Squealing Or Crunching Noises Upon Applying Your Brakes
In dry conditions, brakes should essentially operate quietly. However, when you have varying stages of brake wear, you can often expect to hear one of two noises. Brakes have metal tabs, often called "squealers," built into them to alert you to the fact that the brake pads are wearing out. When the pads reach a certain degree of wear, the squealers will rub on the rotors and make a high-pitched noise to alert you to the problem. If you've previously ignored this sound and the brakes have worn further, it's common to hear a crunching sound; this sound suggests that the brake pads are very thin.

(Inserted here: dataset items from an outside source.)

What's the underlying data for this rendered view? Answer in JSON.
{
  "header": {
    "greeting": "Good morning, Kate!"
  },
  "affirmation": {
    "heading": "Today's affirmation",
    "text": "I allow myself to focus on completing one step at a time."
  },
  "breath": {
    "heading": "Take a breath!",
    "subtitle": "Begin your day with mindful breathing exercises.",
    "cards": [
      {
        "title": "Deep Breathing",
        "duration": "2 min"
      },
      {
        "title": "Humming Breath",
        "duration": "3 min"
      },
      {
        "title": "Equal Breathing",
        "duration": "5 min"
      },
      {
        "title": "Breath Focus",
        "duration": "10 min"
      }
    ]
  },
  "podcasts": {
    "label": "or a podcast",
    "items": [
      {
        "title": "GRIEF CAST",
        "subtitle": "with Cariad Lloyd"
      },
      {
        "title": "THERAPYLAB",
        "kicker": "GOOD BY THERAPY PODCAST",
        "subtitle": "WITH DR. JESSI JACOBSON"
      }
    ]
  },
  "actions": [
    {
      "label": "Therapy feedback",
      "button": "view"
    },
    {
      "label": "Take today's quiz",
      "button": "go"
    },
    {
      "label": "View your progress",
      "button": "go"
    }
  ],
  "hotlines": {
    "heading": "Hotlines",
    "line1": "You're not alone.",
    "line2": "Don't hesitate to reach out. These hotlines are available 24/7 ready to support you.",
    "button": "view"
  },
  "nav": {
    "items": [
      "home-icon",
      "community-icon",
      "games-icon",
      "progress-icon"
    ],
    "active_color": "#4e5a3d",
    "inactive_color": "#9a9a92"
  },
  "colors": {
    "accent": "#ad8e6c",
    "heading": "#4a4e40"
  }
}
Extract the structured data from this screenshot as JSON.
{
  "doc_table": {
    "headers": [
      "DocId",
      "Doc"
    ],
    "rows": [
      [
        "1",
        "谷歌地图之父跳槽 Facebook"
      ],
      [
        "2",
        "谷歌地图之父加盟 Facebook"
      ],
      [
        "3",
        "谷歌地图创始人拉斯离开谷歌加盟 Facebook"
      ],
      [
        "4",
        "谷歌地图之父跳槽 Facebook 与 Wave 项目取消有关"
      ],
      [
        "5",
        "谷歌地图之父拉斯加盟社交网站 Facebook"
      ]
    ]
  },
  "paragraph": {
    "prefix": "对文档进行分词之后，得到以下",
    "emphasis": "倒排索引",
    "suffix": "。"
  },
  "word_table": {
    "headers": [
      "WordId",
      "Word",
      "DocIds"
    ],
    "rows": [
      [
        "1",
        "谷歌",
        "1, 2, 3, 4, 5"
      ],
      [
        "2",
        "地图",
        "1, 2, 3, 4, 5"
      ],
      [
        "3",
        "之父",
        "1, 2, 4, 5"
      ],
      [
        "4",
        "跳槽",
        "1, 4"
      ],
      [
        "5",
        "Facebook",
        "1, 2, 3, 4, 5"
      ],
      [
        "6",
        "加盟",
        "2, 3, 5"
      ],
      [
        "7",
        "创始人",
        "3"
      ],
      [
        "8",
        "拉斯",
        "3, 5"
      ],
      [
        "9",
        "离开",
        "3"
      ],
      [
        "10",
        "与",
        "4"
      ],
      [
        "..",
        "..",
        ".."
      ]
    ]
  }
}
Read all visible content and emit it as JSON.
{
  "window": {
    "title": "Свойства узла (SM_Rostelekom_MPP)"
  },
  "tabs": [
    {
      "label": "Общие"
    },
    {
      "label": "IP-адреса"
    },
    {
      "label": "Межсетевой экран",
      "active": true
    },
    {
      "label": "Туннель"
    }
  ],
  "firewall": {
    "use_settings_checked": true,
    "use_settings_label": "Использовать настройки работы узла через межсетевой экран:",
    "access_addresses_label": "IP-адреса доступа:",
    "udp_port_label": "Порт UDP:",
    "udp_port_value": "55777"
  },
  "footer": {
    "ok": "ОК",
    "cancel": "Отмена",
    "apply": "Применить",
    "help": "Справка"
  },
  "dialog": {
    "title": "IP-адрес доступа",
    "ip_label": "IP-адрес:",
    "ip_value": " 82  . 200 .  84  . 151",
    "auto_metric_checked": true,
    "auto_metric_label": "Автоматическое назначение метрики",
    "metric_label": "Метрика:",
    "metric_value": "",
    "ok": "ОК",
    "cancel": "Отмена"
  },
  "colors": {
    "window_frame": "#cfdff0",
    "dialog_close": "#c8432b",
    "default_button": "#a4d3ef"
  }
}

Difficulty Keeping Vehicle Straight While Braking
Brakes that are in optimal condition should be able to stop your car in a straight line without you needing to steer. While you shouldn't ever attempt to release the steering wheel during braking, you should have an idea of whether or not you need to exert any pressure on the wheel to keep your vehicle straight. If you find that you're needing to do so, it often indicates that the brakes on one side of the vehicle are worn more than those on the other side, giving you an inconsistent braking response.
Lurching Feeling While You Brake
If you apply the brakes and feel that the vehicle seems to lurch as it decreases in speed, this is another sign of the need for a brake job. This lurching or pulsing sensation typically suggests that your rotors have experienced warping due to their consistent exposure to high heat. When warped, they don't provide a consistent surface for the pads, hence the lurching feeling.